Réponse à une question écrite au Sénat, juin 2005

lundi 8 août 2005, par Stephane Cottin

A l’occasion d’une question posée par M. le sénateur Jean-Réné Lecerf en mars 2005 à propos de la publication des rôles des tribunaux administratifs sur Internet, le ministère de la Justice répond fin juin en étendant largement le champ de sa réponse à toute la production documentaire de la juridiction administrative. Alors qu’il n’était pas fait mention du problème de l’anonymisation des décisions dans la question du parlementaire, c’est par cet argument que le ministre répond et oppose donc une fin de non recevoir à la demande du sénateur.

Il se range ainsi derrière l’avis de la CNIL de novembre 2001 et considère la diffusion des rôles des TA comme "difficilement envisageables" : je cite (voir plus bas) "Une telle anonymisation est pratiquée pour les arrêts des cours administratives d’appel mais serait une tâche trop lourde pour les 150 000 jugements et ordonnances rendus [1], chaque année, par les tribunaux administratifs, lesquels constituent au demeurant un outil de documentation juridique d’une utilité limitée, eu égard aux recours en appel ou en cassation dont ils sont susceptibles de faire l’objet."

On admet évidemment l’importance de l’anonymisation (même si ce n’était pas la question posée), mais, si je comprends bien le raisonnement, on peut le faire pour les 40.000 arrêts des 7 CAA, mais pas pour les 197.000 jugements des 36 TA (je parle des affaires en instance en fin d’année).

En outre, je n’arrive pas à comprendre le dédain avec lequel le ministre traite la jurisprudence des cours de première instance, même en évoquant le fait que ces décisions sont susceptibles de recours : d’abord c’est temporaire, et beaucoup auront force de chose jugée, et enfin je ne vois pas du tout ce qui enlève de l’intérêt juridique documentaire dans le fait d’être susceptible de recours pour une décision.
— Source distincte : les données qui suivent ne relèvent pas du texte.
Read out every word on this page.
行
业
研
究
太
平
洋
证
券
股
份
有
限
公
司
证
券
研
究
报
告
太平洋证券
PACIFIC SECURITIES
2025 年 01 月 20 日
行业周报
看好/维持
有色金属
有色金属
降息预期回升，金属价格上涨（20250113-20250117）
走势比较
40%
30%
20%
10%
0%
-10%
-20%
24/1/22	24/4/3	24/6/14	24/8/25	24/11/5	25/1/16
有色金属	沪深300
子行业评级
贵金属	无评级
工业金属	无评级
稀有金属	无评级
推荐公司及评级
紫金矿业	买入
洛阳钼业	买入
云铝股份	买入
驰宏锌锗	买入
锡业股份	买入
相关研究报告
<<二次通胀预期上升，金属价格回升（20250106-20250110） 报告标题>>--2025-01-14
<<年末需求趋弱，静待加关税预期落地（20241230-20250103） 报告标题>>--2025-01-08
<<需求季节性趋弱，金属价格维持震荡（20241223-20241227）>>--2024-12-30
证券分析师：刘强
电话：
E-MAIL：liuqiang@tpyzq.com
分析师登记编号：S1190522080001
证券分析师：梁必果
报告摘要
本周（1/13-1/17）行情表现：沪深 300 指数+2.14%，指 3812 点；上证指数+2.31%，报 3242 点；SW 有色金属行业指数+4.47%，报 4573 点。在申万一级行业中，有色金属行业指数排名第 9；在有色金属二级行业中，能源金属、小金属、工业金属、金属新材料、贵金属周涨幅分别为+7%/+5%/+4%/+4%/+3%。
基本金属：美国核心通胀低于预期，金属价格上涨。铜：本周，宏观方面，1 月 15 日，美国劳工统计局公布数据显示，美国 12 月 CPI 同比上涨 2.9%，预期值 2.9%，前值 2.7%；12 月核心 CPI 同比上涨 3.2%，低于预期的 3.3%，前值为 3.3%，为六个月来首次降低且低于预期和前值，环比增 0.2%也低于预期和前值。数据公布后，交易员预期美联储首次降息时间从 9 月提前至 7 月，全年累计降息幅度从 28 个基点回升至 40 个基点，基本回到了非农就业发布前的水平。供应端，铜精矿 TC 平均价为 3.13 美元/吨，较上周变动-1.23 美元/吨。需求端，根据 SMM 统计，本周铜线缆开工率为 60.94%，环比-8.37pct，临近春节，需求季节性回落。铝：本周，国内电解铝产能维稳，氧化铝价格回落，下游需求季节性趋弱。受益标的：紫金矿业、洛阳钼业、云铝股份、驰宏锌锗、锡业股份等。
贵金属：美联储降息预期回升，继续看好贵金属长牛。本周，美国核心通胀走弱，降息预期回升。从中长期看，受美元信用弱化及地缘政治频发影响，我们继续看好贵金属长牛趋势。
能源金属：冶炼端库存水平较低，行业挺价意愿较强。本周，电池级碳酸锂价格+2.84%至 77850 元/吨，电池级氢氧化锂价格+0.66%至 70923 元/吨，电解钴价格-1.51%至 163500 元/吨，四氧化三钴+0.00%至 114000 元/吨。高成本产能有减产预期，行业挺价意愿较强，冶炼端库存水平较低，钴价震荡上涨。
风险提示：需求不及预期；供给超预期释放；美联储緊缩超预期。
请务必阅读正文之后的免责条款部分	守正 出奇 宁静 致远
Adresse du document sur la base Basile

Conditions de communication de l’ordre du jour des tribunaux administratifs 12 ème législature
Question écrite n° 16550 de M. Jean-René Lecerf (Nord - UMP)
publiée dans le JO Sénat du 17/03/2005 - page 743

M. Jean-René Lecerf attire l’attention de M. le garde des sceaux, ministre de la justice, sur les relations du tribunal administratif avec les justiciables et les citoyens. A l’époque où les technologies de l’information et de la communication se développent, il serait intéressant que les affaires inscrites au rôle du tribunal administratif puissent être portées à la connaissance du public autrement que le jour de l’audience et de manière manuscrite. En conséquence, il lui demande s’il est envisageable, l’ordre du jour étant prévu à l’avance, de le mettre en ligne sur internet, pour que chacun puisse y avoir accès dans un délai raisonnable afin d’être en mesure d’assister aux débats publics. De la même manière, il pourrait être envisagé que les jugements, dès lors qu’ils sont rendus, soient publiés sur internet, pour être accessibles à tous.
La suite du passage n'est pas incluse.